Hamilton-Jacobi-Bellman-Isaacs equations in Hilbert spaces with applications in decision making under uncertainty --- Prof. Dr. A. N. Yannacopoulos
Introduction and fundamental aims
How do we make decisions in stochastic models under uncertainty concerning the exact stochastic model governing the system?
If the state of the system is distributed in “space” (e.g. as in systems related to spatial economics, resource management or other problems related to the physical world) how can be formulate spatial decision rules which are robust under model uncertainty?
How can the theory of nonlinear PDEs in infinite dimensional spaces interact with stochastic analysis and provide us with a concrete framework for the treatment of such problems?

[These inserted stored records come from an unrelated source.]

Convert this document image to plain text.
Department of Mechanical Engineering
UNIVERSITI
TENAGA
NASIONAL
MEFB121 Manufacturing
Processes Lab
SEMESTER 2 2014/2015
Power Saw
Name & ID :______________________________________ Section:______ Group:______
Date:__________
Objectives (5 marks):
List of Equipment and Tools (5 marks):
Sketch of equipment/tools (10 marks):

We will present a general framework which allows us to express spatially dependent decision problems under model uncertainty as an infinite dimensional stochastic differential game.
Using dynamic programming techniques we will show that the value function of the game satisfies a nonlinear PDE on an infinite dimensional Hilbert space, the solution of which if it exists, will provide the value function under various scenarios concerning the initial state of the system.
We will then show existence of a weak type of solutions for this equation (mild solutions) and connect them with the construction of robust optimal controls for the system.
These solutions allow us to obtain important information concerning spatial variability and uncertainty.